10 strategies to boost your purchasing power before the holidays

1. Check Your Credit Reports

Obtaining copies of your three credit reports and thoroughly reading each one is an excellent beginning step. This allows you to see where you are and check for any errors or discrepancies. 

2. Be a Responsible Borrower

To demonstrate to creditors that you are a reliable borrower, make sure you pay all of your bills on time. Also, strive to keep your credit card balances low.
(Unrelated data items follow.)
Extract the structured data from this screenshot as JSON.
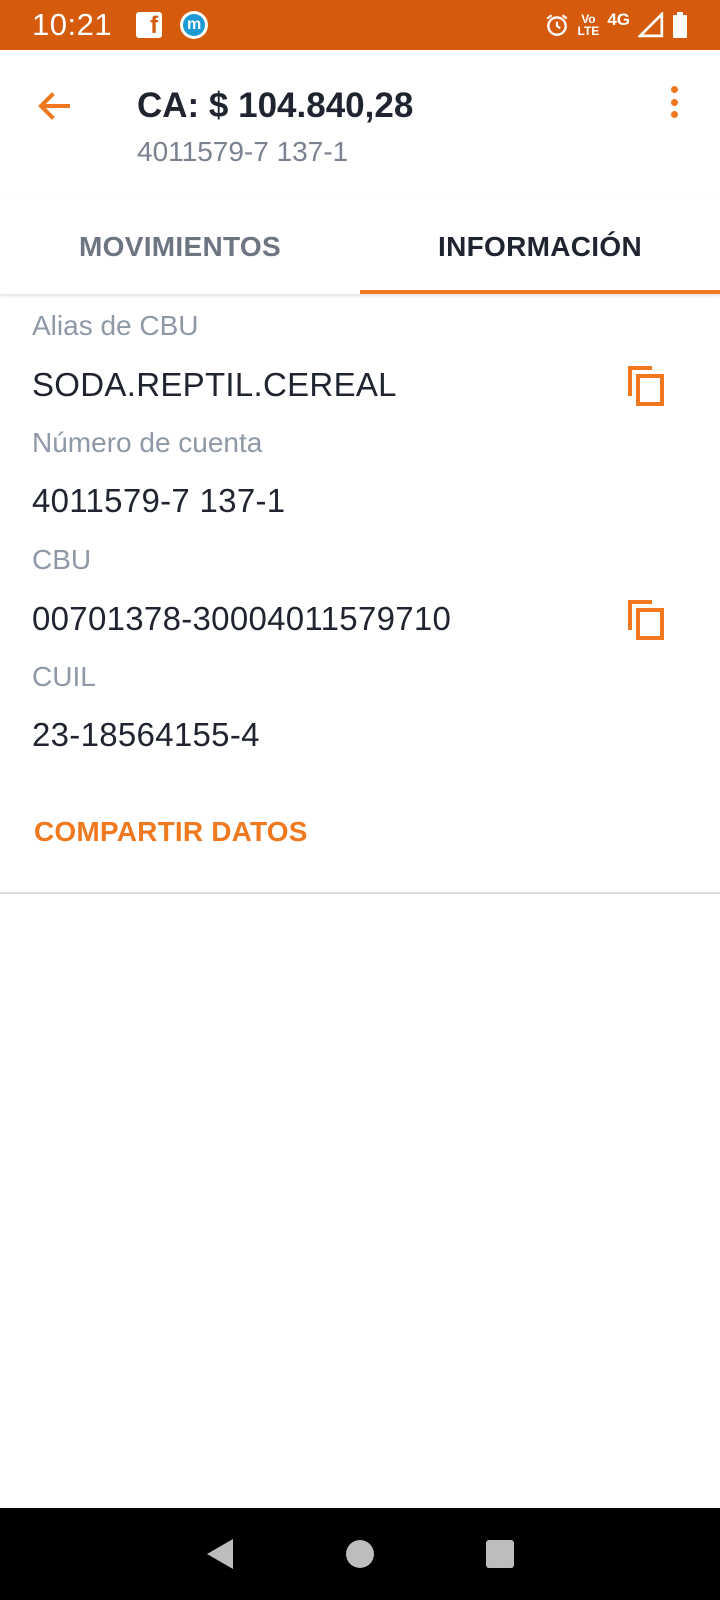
{
  "status_bar": {
    "time": "10:21",
    "left_icons": [
      "facebook-icon",
      "movistar-icon"
    ],
    "volte_top": "Vo",
    "volte_bottom": "LTE",
    "network": "4G",
    "color": "#d55a0b"
  },
  "header": {
    "title": "CA: $ 104.840,28",
    "subtitle": "4011579-7 137-1"
  },
  "tabs": [
    {
      "label": "MOVIMIENTOS",
      "active": false
    },
    {
      "label": "INFORMACIÓN",
      "active": true
    }
  ],
  "info": {
    "alias_label": "Alias de CBU",
    "alias_value": "SODA.REPTIL.CEREAL",
    "account_label": "Número de cuenta",
    "account_value": "4011579-7 137-1",
    "cbu_label": "CBU",
    "cbu_value": "00701378-30004011579710",
    "cuil_label": "CUIL",
    "cuil_value": "23-18564155-4",
    "share_label": "COMPARTIR DATOS"
  },
  "colors": {
    "accent": "#f0781e",
    "text_primary": "#1f2430",
    "text_secondary": "#8e98a6"
  }
}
3. Show Financial Stability

Your borrowing capacity might be increased if you have a stable and consistent financial and employment history. 

4. Consider a Co-Borrower

If your borrowing capacity is limited, using a co-borrower (such as a spouse or a family member) can greatly increase your chances of loan acceptance.

5. Shop Around

Before choosing a lender, evaluate loan alternatives from traditional banks, online lenders, and credit unions. Lenders differ in how much they lend and to whom. 

6. Pay Down Existing Debt

Reducing your present debts can help improve your credit score. Not only that, but it improves your debt-to-income (DTI) ratio, which is an important aspect for lenders.

7. Increase Your Income

Increasing your income is another strategy to lower your DTI. Even if you have a lot of debt, a high enough salary can typically compensate for it. 

8. Don’t Leave Any Income Out

As said, income determines how much you can borrow. You should include all income sources. Include all income to lower your DTI ratio and increase borrowing ability.

9. Consider a Longer Loan Term

LONGER loan terms mean lower monthly payments. With a longer loan term and lower monthly payment, you may be able to borrow more with a lower DTI ratio. 

10. Consider Offering Collateral

A secured loan requires collateral like property, a car, or a savings account. If you default on a loan, the lender can seize this collateral.